Several helicopters aboard the museum ship are painted to represent helicopters used to recover American astronauts. (credit: D. Day)
Alameda is not exactly a garden spot of California. It used to be the site of a vast naval base. Now it’s really a run-down industrial area on the edge of a vast container port. The base’s huge airfield has overgrown with weeds and serves only as a site for Mythbusters episodes that require somebody to smash a car into a wall. The base’s housing has been torn down and gradually replaced with condos. Its big warehouses and hangars have either been abandoned or rented out for industrial storage or gyms. Its piers have been taken over by the Maritime Administration’s fleet, where a bunch of old, but serviceable freighters are moored. USS Hornet is there, at Pier 3. Very few people visit.
Recently, retired Lieutenant Commander Thomas J. Cutler wrote in an article for Naval History magazine that the biggest factor affecting the success or failure of a museum ship is location. The USS Midway, a larger carrier that entered service only a few years after Hornet but too late for the war and too late to win the battle scars that Hornet did, is located at a prime spot in San Diego and is wildly successful. She attracts many tourists as well as lucrative business parties. Midway is so popular that it’s a shame there are no other retired warships to bask in her attention. New York City has one of Hornet’s sisters, the USS Intrepid, which is also quite popular. Honolulu has the battleship USS Missouri. But the United States has a lot of retired warships serving as museums and many of them are barely surviving. As Cutler noted, location is everything, and Hornet’s location is awful.

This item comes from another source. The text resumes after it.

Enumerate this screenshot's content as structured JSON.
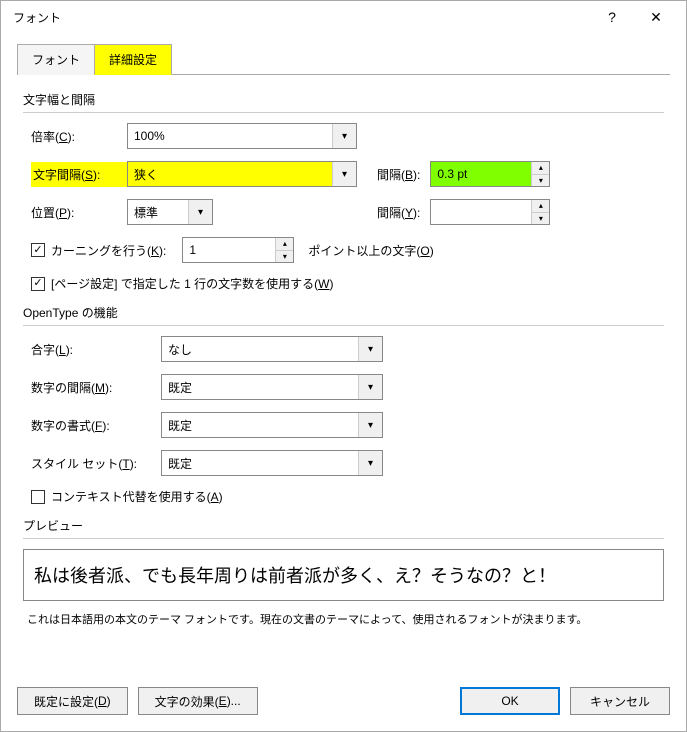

San Francisco, as seen from the ship’s stern. (credit: D. Day)
If you stand on Hornet’s stern you can look across the bay and see San Francisco. San Francisco used to be a Navy town. The bay used to be ringed by shipyards and naval facilities. Things have changed since then. (Politics have changed too.) The Hornet belongs not in Alameda, but across the bay, in San Francisco. Her role as the Apollo recovery ship deserves greater attention and more people. And if she was moored closer to a major population center she could benefit from the business parties that help bring in the money needed to keep her afloat and able to tell the story of Apollo.
She survived the Moon germs. Now she needs to survive the rust.